The Business Roundtable long has been a leader in Corporate Governance thought leadership. They have written Principles of Corporate Governance going back to 2002. This is the fourth in a series of articles that summarizes their principles.
Boards of American corporations have taken a variety of approaches to board leadership, with some boards combining the positions of CEO and chairman and others appointing a separate chairman or designating a “lead” director. No one leadership structure is right for every corporation at all times, and boards of different corporations may reach different conclusions about the leadership structures that are most appropriate for their corporations at any particular point in time.

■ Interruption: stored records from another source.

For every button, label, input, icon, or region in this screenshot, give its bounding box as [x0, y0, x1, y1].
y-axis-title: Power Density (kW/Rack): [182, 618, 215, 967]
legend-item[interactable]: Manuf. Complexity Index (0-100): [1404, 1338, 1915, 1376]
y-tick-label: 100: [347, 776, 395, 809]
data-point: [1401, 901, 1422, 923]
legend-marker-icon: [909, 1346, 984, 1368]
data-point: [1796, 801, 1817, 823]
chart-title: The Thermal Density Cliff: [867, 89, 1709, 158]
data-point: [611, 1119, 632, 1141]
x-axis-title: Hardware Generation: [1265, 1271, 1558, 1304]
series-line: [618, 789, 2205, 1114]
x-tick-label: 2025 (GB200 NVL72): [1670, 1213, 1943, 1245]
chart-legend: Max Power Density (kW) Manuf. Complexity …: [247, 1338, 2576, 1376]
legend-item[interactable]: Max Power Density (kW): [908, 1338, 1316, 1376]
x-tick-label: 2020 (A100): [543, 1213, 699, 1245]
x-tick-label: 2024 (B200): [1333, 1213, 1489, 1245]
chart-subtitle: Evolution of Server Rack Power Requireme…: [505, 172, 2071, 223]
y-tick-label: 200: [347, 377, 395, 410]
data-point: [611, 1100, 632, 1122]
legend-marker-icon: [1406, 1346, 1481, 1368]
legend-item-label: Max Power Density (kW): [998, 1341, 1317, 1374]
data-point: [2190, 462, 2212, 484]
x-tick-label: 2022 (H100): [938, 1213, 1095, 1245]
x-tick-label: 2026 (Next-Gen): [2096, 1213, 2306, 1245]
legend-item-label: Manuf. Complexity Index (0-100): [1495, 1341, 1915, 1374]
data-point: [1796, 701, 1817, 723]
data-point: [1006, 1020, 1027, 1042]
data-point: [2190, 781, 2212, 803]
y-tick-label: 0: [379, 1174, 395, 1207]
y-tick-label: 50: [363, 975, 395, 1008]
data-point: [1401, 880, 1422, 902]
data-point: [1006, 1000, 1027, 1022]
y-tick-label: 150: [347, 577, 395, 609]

The board should decide whether to combine or separate the positions of CEO and chairman of the board based on its assessment of what is in the best interests of the corporation and its shareholders based on the corporation’s particular circumstances, and the board should evaluate its leadership structure periodically. In addition, in connection with the CEO succession planning process, the board should consider the appropriate board leadership structure.
Whatever leadership structure a board chooses, independent board leadership is critical to effective corporate governance. To provide independent leadership for the board, the board should consider appointing a lead director (or presiding director with comparable responsibilities) if it combines the positions of CEO and chairman or has a chairman who is not independent. The lead director should be appointed by the independent members of the board and should serve for a period of at least one year. At some corporations the lead director is appointed annually, while at others the lead director serves for a longer term or an indefinite period of time.
Lead directors perform a range of functions, depending on the needs of the board. One of the primary functions of the lead director is chairing executive sessions of a board’s independent or non-management directors. The lead director should have the authority to call executive sessions, and should coordinate and oversee appropriate follow-up on matters discussed in executive sessions to maximize the effectiveness of these sessions.
Other key functions of the lead director may include chairing board meetings in the absence of the chairman of the board, reviewing and/or approving agendas and schedules for board meetings and information sent to the board, and being available for engagement with long-term shareholders as appropriate. The lead director also may play a key role in overseeing performance evaluations of the CEO and the board, and leading the board in crisis situations. Depending on the responsibilities associated with the position of the lead director or independent chairman, the position may involve substantial responsibility and require a significant time commitment on the part of a director.